What is the most efficient way to get this data.frame merged to a continuous date-index? Will a date vector like
CTS_date_V <- as.data.frame(seq(as.Date("2000/07/01"), as.Date("2014/12/31"), "days"), colnames = "Date")
yield different results?
I'm open to any packages (using fpp, forecast, timeSeries, xts, ts, as of right now); just looking for a good answer to deploy in functional form, since these payments are going to be updated every week and I'd like to automate the append to this data.frame.
I think some kind of transformation to regular (continuous) time series is a good idea.
You can use xts to transform time series data (it is handy, because it can be used in other packages as regular ts)
Filling the gaps
# convert myDate to POSIXct if necessary
# create xts from data frame x
ts1 <- xts(data.frame(a = x$Amount, c = x$Count), x$myDate )
ts1
# create empty time series
ts_empty <- seq( from = start(ts1), to = end(ts1), by = "DSTday")

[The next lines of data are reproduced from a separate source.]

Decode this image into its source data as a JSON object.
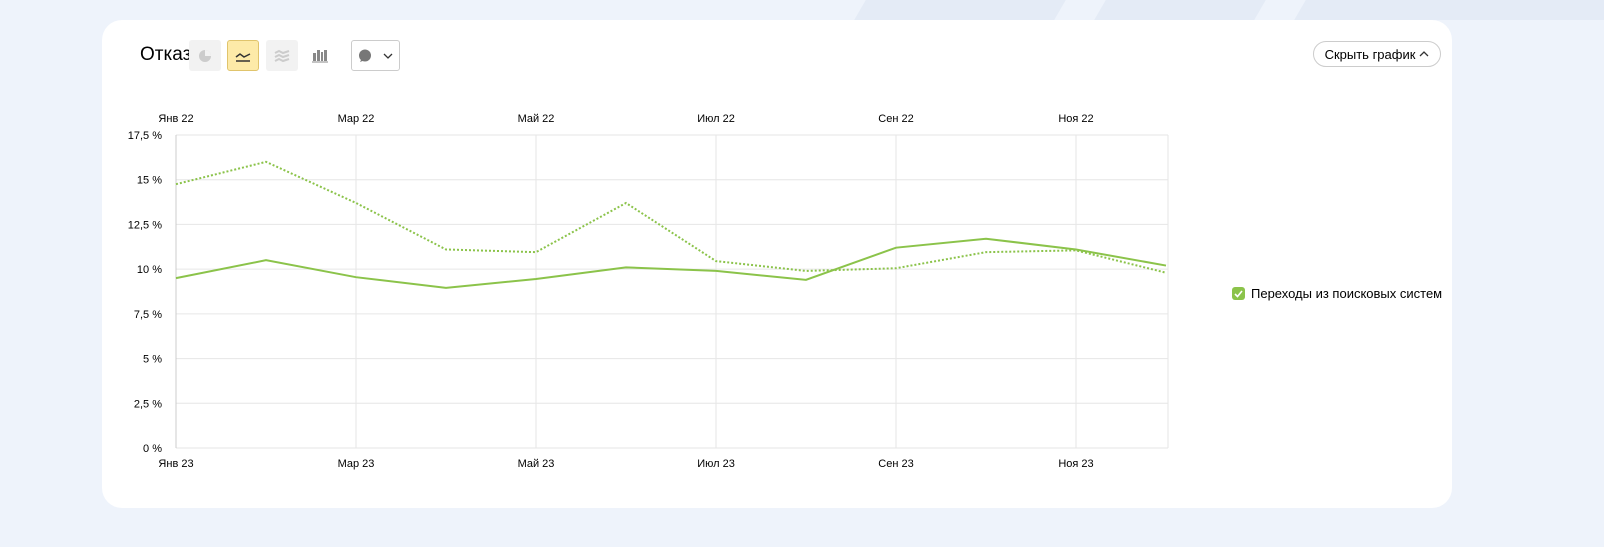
{
  "header": {
    "title": "Отказы",
    "hide_chart_label": "Скрыть график"
  },
  "toolbar": {
    "icons": [
      "pie-chart-icon",
      "line-chart-icon",
      "stacked-area-icon",
      "column-chart-icon",
      "comment-icon"
    ],
    "active": "line-chart-icon"
  },
  "colors": {
    "series": "#8bc34a",
    "active_button": "#fdeaa8"
  },
  "legend": {
    "items": [
      {
        "label": "Переходы из поисковых систем",
        "checked": true
      }
    ]
  },
  "chart_data": {
    "type": "line",
    "title": "Отказы",
    "ylabel": "",
    "xlabel": "",
    "ylim": [
      0,
      17.5
    ],
    "yticks": [
      "0 %",
      "2,5 %",
      "5 %",
      "7,5 %",
      "10 %",
      "12,5 %",
      "15 %",
      "17,5 %"
    ],
    "x_top_ticks": [
      "Янв 22",
      "Мар 22",
      "Май 22",
      "Июл 22",
      "Сен 22",
      "Ноя 22"
    ],
    "x_bottom_ticks": [
      "Янв 23",
      "Мар 23",
      "Май 23",
      "Июл 23",
      "Сен 23",
      "Ноя 23"
    ],
    "grid": true,
    "legend_position": "right",
    "series": [
      {
        "name": "Переходы из поисковых систем (2023)",
        "style": "solid",
        "values": [
          9.5,
          10.5,
          9.55,
          8.95,
          9.45,
          10.1,
          9.9,
          9.4,
          11.2,
          11.7,
          11.1,
          10.2
        ]
      },
      {
        "name": "Переходы из поисковых систем (2022)",
        "style": "dotted",
        "values": [
          14.75,
          16.0,
          13.7,
          11.1,
          10.95,
          13.7,
          10.45,
          9.9,
          10.05,
          10.95,
          11.05,
          9.8
        ]
      }
    ]
  }
}
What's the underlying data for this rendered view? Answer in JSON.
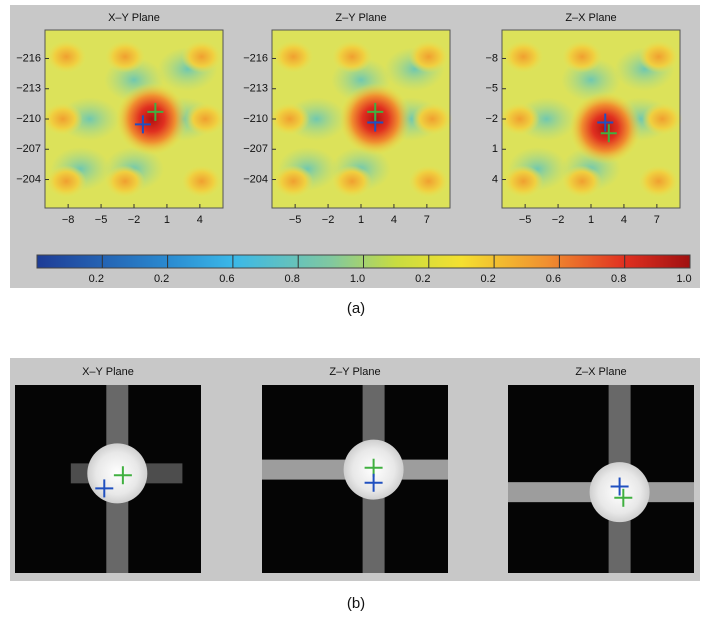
{
  "figure": {
    "panel_a": {
      "label": "(a)",
      "plots": [
        {
          "title": "X–Y Plane",
          "xticks": [
            "−8",
            "−5",
            "−2",
            "1",
            "4"
          ],
          "yticks": [
            "−216",
            "−213",
            "−210",
            "−207",
            "−204"
          ]
        },
        {
          "title": "Z–Y Plane",
          "xticks": [
            "−5",
            "−2",
            "1",
            "4",
            "7"
          ],
          "yticks": [
            "−216",
            "−213",
            "−210",
            "−207",
            "−204"
          ]
        },
        {
          "title": "Z–X Plane",
          "xticks": [
            "−5",
            "−2",
            "1",
            "4",
            "7"
          ],
          "yticks": [
            "−8",
            "−5",
            "−2",
            "1",
            "4"
          ]
        }
      ],
      "colorbar": [
        "0.2",
        "0.2",
        "0.6",
        "0.8",
        "1.0",
        "0.2",
        "0.2",
        "0.6",
        "0.8",
        "1.0"
      ]
    },
    "panel_b": {
      "label": "(b)",
      "plots": [
        {
          "title": "X–Y Plane"
        },
        {
          "title": "Z–Y Plane"
        },
        {
          "title": "Z–X Plane"
        }
      ]
    }
  }
}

# merge the empty ts to the data and fill the gap with 0
ts2 <- merge( ts1, ts_empty, fill = 0)
# or interpolate, for example:
ts2 <- merge( ts1, ts_empty, fill = NA)
ts2 <- na.locf(ts2)
# zoo-xts ready functions are:
# na.locf - constant previous value
# na.approx - linear approximation
# na.spline - cubic spline interpolation
Deduplicate dates
In your sample there is now sign of duplicated values. But based on a new question it is very likely. I think you want to aggregate values with sum function:
ts1 <- period.apply( ts1, endpoints(ts1,'days'), sum)